Lowdown: A team of three American bomb squad soldiers struggle to survive the last month of their Iraqi tour.
Kathryn Bigelow and I go a long way. Back in the days of Point Break and Strange Days a lot of it was because of her short lived marriage to James Cameron, who at the time was my favorite movie maker and is still very much up there. Yet Bigelow is an excellent director in her own rights with a very in your face style, as the opening scene to Strange Days indicates and as The Hurt Locker certainly proves.
The Hurt Locker takes us to contemporary Iraq and we’re immediately introduced to a group of three bomb squad soldiers as they dismantle a bomb in the middle of a busy street. Things go wrong and the team leader (Guy Pearce) doesn’t make much screen time. He is replaced by a hotshot ranger (Jeremy Renner) who is not too careful about quickly building himself a reputation for being addicted to danger and perhaps careless in his ways. With his team only having a month or so to go on their tour of Iraq, his other two team members are not exactly fond of this newly introduced risk to them going back home in one piece. Team camaraderie and identity evolve as The Hurt Locker takes us and the team from one extreme situation to another without much time for them soldiers and us viewers to take a breath in between.
War films are a genre I generally like because they take the human condition to its extremes. There are plenty of good samples for the genre out there and The Hurt Locker joins the top of the rank by being the first to provide a certain look at war. With The Hurt Locker you’re not fighting a war; you’re just out there again and again with a group of soldiers trying to make it through. Being a bomb dismantling unit, they are not about conquering land or fighting enemy soldiers but rather they’re about countering traps and mere survival. Bigelow explores human nature through this unique mix of characters' ongoing fight to survive, with emphasis on the particular bit that seems to attract itself to trouble so much so it’s hooked on it.
It's interesting to note Bigelow does not have big time stars as main cast members. I wonder whether that was due to budget restrictions or whether it was an artistic decision, since the film does sport some famous names doing cameo like roles: the previously mentioned Pearse, David Morse doing a deranged colonel that seems to be a direct descendant of Apocalypse Now's Rubert Duvall, and Ralph Fiennes playing a mercenary commando trying to make millions by hunting down wanted Iraqis (the ones from the USA's famous pack of cards).
Style wise, The Hurt Locker is incredibly intense. Camera work and editing mean there’s hardly a rest and things are always tense. What captured me the most, though, is the realism. Now, we’ve had plenty of realistic war films before: Saving Private Ryan, for example, started a trend of war films showing us high friendly body counts, piles of dead bodies and much gore. The Hurt Locker doesn’t go there; what it shows us instead is the realistic playing field in which modern day war takes place. To borrow from the Call of Duty computer game series, The Hurt Locker is the Modern Warfare version. For the film’s two hours plus, we follow the heroes as they navigate Iraqi streets filled with local population overflowing with different emotions towards them but generally hostile. For the film’s two hours plus, I found myself back in the West Bank doing my non combat work while surrounded by civilian population with a variety of attitudes towards me: most want to just live their lives in peace and quiet, others are openly hostile, while others actually try to express their hostility to a level that keeps you on your toes and grinds you down so much that you are not your usual you anymore. I couldn’t help it: even if my experience was not half a percent as intensive as what takes place on the screen, everything just looked so similar, so life like, so authentic.

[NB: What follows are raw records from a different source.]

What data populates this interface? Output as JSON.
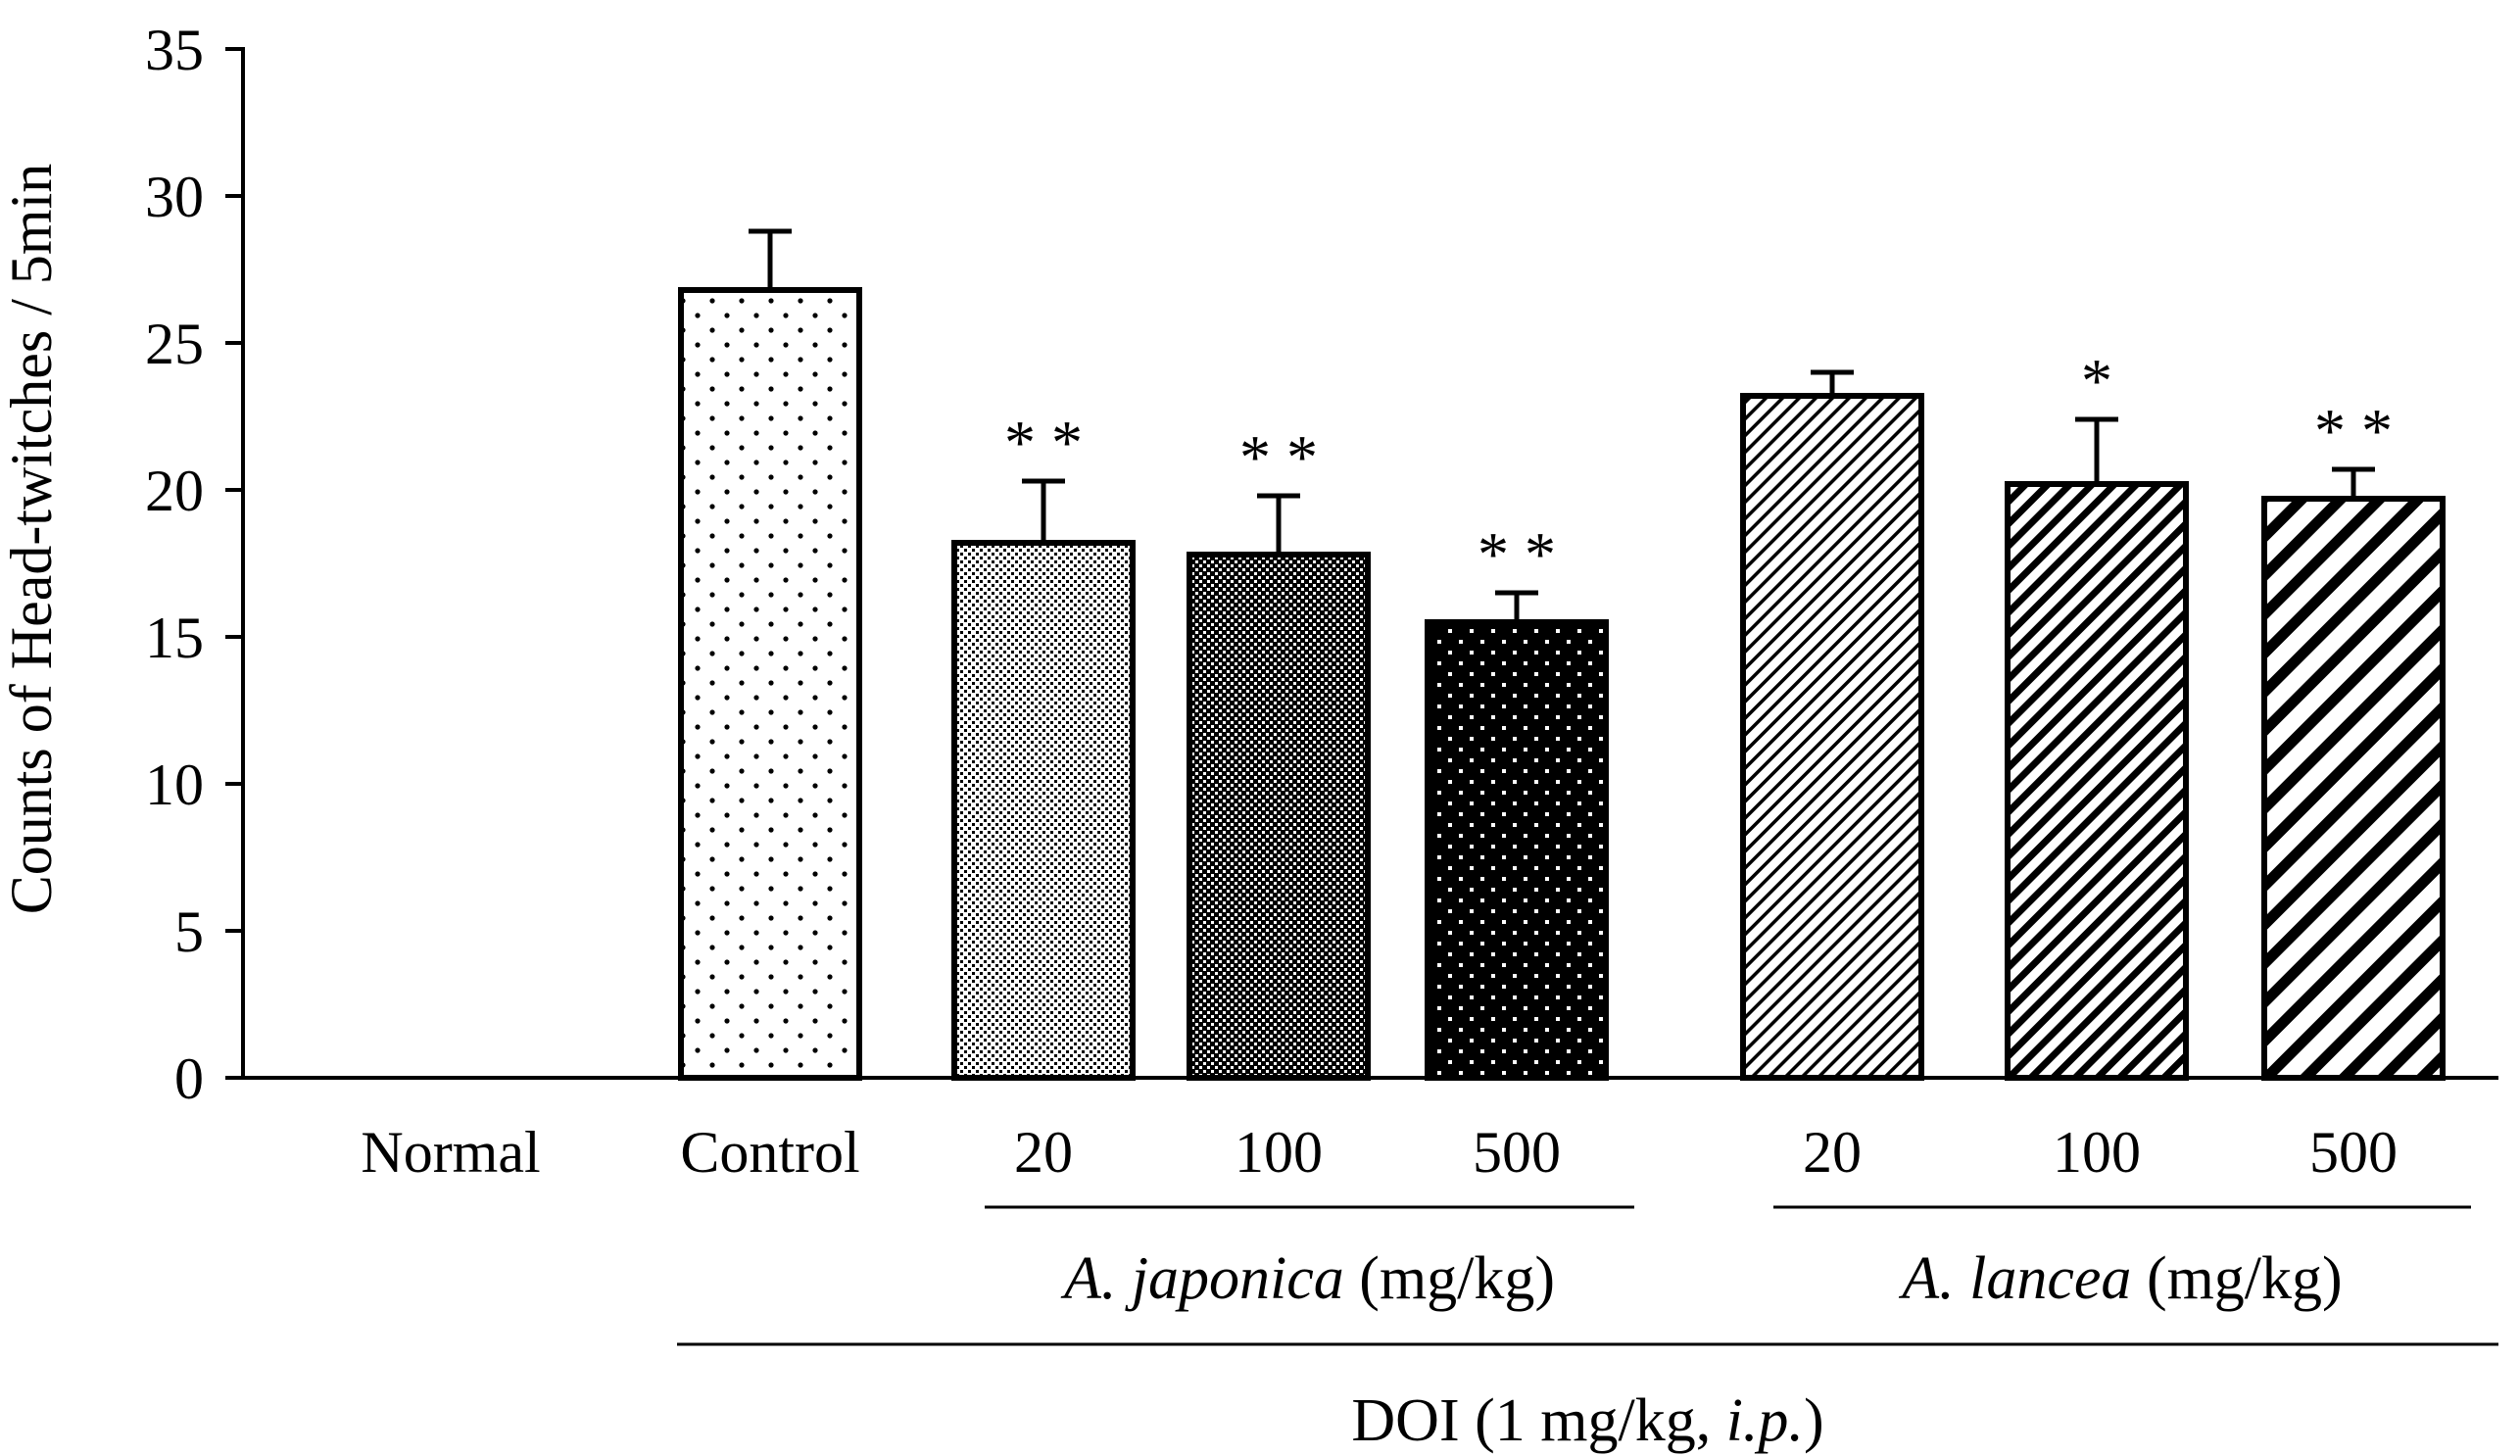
{
  "chart_data": {
    "type": "bar",
    "title": "",
    "xlabel": "",
    "ylabel": "Counts of Head-twitches / 5min",
    "ylim": [
      0,
      35
    ],
    "yticks": [
      "0",
      "5",
      "10",
      "15",
      "20",
      "25",
      "30",
      "35"
    ],
    "grid": false,
    "categories": [
      "Normal",
      "Control",
      "20",
      "100",
      "500",
      "20",
      "100",
      "500"
    ],
    "values": [
      0,
      26.8,
      18.2,
      17.8,
      15.5,
      23.2,
      20.2,
      19.7
    ],
    "errors": [
      0,
      2.0,
      2.1,
      2.0,
      1.0,
      0.8,
      2.2,
      1.0
    ],
    "significance": [
      "",
      "",
      "**",
      "**",
      "**",
      "",
      "*",
      "**"
    ],
    "patterns": [
      "none",
      "sparse-dots",
      "fine-dots",
      "dense-dots",
      "dark-dots",
      "fine-diagonal",
      "medium-diagonal",
      "bold-diagonal"
    ],
    "groups": [
      {
        "label_italic": "A. japonica",
        "label_unit": " (mg/kg)",
        "categories": [
          2,
          3,
          4
        ]
      },
      {
        "label_italic": "A. lancea",
        "label_unit": " (mg/kg)",
        "categories": [
          5,
          6,
          7
        ]
      }
    ],
    "treatment": {
      "prefix": "DOI (1 mg/kg, ",
      "italic": "i.p.",
      "suffix": ")",
      "categories": [
        1,
        2,
        3,
        4,
        5,
        6,
        7
      ]
    }
  },
  "colors": {
    "ink": "#000000",
    "background": "#ffffff"
  }
}
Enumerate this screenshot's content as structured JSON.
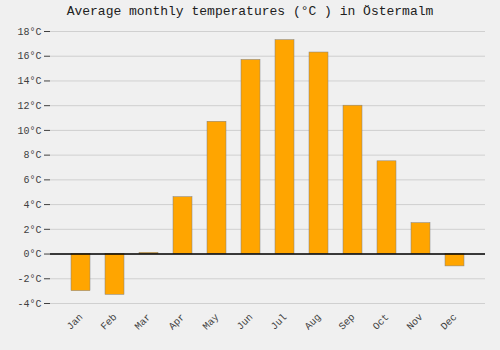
{
  "chart_data": {
    "type": "bar",
    "title": "Average monthly temperatures (°C ) in Östermalm",
    "categories": [
      "Jan",
      "Feb",
      "Mar",
      "Apr",
      "May",
      "Jun",
      "Jul",
      "Aug",
      "Sep",
      "Oct",
      "Nov",
      "Dec"
    ],
    "values": [
      -3.0,
      -3.3,
      0.1,
      4.6,
      10.7,
      15.7,
      17.3,
      16.3,
      12.0,
      7.5,
      2.5,
      -1.0
    ],
    "color": "#FFA500",
    "ylim": [
      -4,
      18
    ],
    "yticks": [
      {
        "value": -4,
        "label": "-4°C"
      },
      {
        "value": -2,
        "label": "-2°C"
      },
      {
        "value": 0,
        "label": "0°C"
      },
      {
        "value": 2,
        "label": "2°C"
      },
      {
        "value": 4,
        "label": "4°C"
      },
      {
        "value": 6,
        "label": "6°C"
      },
      {
        "value": 8,
        "label": "8°C"
      },
      {
        "value": 10,
        "label": "10°C"
      },
      {
        "value": 12,
        "label": "12°C"
      },
      {
        "value": 14,
        "label": "14°C"
      },
      {
        "value": 16,
        "label": "16°C"
      },
      {
        "value": 18,
        "label": "18°C"
      }
    ],
    "grid": true
  }
}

Perhaps the best remembered scene would be the suicide bomber one. I, however, liked the closing scenes where our heroes leave Iraq in a van that's being stoned by little kids in the exact same way my van used to get stoned at the West Bank. Then we cut to see Renner's characters back home at a supermarket aisle, not knowing what to do with himself as he's surrounded by shelves of cereal, and I couldn't avoid remembering how odd the ordinary world (often referred to as "civilization") used to seem to me after coming back home from the army state of mind.
Let no one tell you that being an occupying force does not have a negative effect on one's psych.
Technical assessment: The picture and the sound on this Blu-ray both collaborate with Bigelow's approach of putting you in the thick of things. It's done with camera movement but it's also done with high contrast, often grainy picture. The result fits the occasion well even if it does not feature the best picture ever. The intensive, claustrophobic soundtrack compliments the picture well.
Overall: 5 out of 5 stars for this very authentic look at people doing war.